Tuesday 6 February 2018

Thing To Do Today: a scavenging stroke.

Becoming a hero has always been largely a matter of vocabulary.

A tooled-up thug, or a knight in shining armour? 

The head of a cult, or an inspiring source of wisdom?

A torturer of heretics, or a saint?

A scavenging stroke has a heroic ring to it - it sounds like the fatal claw-stab as a falcon stoops on a partridge - but a scavenging stroke is actually the final movement of the piston in a four-stroke engine. 

No, it's all right, it's not complicated. An engine is basically a box with a plunger-type thing called a piston attached to it that sucks stuff into the box, or allows stuff out.

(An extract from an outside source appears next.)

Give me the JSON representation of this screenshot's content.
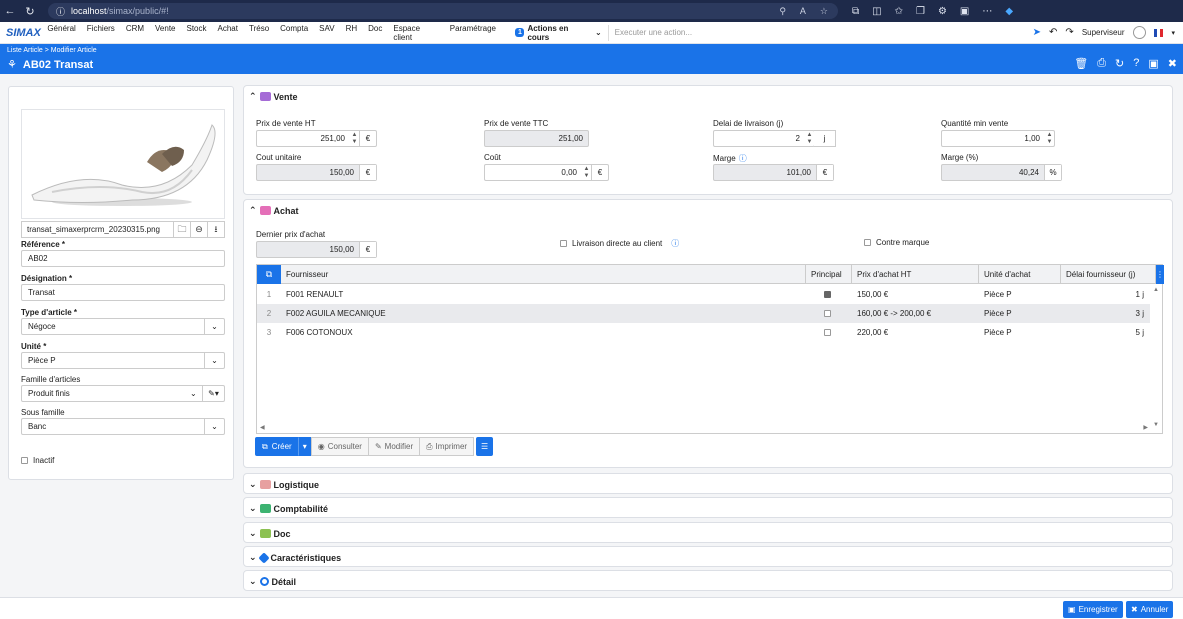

The first pull of the piston sucks in the fuel (that's the first stroke of the four strokes) the first push of the piston squashes the fuel (the second stroke) so that when it explodes the fuel pushes the piston out again (third stroke) and the second push gets rid of the waste gases (the fourth stroke).

Then it all starts again.

All visitors to The Word Den are, naturally, notably intelligent, but unless your own intelligence is artificial you're unlikely to possess pistons.

Still, by analogy it seems reasonable to me to term the expulsion of waste gases a scavenging stroke... 

...and thus make heroes of us all.

Thing To Do Today: a scavenging stroke. The word scavenge comes from the Old Norman French escauwage, examination, from escauwer, to scrutinize. The link with scavenge seems to be the idea of cleansing something.